DCP Midstream Partners increased its distribution for the sixth consecutive quarter, hiking its payout by a penny to $0.66 per unit. Even better, the firm generated $0.98 in distributable cash flow (DCF) per unit, up 18.5 percent from year-ago levels and enough to cover the distribution by 1.29 times. Moody’s rewarded the MLP for its strong performance, granting the firm an investment-grade credit rating.
At the recent NAPTP conference, management disclosed that organic growth projects servicing the Eagle Ford Shale and the expansion of the Discovery gathering system are “on plan,” which bodes well for future distribution growth.
The stock price has tumbled in recent weeks, reflecting weakness in the broader market and rising concerns about the decline in NGL prices, a product of elevated propane inventories and feedstock substitution. Most management teams at the NAPTP conference expect NGL prices to recover in the back half of the year, as petrochemical capacity that’s closed for routine maintenance comes back onstream. A colder winter would also help to alleviate the propane glut.
The unit price of DCP Midstream Partners could pull back even further, especially if commodity prices remain weak and concerns about the EU sovereign-debt crisis intensify.
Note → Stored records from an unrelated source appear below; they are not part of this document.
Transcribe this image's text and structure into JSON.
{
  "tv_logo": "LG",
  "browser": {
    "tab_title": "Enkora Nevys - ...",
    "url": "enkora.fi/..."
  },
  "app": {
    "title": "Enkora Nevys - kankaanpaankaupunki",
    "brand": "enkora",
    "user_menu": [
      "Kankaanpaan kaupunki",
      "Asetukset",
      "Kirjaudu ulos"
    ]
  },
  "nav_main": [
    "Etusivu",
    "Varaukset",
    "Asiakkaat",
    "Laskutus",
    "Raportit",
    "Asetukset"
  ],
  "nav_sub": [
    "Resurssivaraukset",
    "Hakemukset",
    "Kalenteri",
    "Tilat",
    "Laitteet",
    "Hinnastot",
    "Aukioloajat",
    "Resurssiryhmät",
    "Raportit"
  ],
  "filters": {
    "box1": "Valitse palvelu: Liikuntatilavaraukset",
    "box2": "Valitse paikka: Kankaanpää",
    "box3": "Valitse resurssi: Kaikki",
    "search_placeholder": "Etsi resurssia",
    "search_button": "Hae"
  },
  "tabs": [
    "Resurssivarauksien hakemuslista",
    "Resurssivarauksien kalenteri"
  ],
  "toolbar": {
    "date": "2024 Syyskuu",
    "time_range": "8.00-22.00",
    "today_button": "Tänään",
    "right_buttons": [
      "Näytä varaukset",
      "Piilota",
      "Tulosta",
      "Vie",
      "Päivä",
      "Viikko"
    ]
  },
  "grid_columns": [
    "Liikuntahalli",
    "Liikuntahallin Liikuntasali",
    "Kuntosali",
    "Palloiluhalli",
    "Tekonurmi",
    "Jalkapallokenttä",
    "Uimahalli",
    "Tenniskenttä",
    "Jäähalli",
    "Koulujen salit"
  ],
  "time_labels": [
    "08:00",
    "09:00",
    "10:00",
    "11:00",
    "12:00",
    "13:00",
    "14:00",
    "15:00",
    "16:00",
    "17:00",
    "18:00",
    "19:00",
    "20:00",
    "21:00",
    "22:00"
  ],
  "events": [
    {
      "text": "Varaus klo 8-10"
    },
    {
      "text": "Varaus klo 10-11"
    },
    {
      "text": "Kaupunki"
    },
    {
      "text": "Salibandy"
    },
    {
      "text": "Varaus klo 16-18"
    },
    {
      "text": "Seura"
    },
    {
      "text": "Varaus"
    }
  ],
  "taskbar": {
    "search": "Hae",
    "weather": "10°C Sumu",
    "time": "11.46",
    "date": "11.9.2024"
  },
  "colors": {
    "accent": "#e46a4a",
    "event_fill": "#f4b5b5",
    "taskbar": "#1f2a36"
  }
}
Nevertheless, I remain bullish on the MLP’s long-term growth prospects and exposure to robust drilling activity in the Eagle Ford Shale. DCP Midstream Partners has also hedged about 60 percent of its exposure to NGL prices, a move that should cushion the blow if conditions deteriorate further in the near term. Investors should consider easing into this position, as more downside could be in store.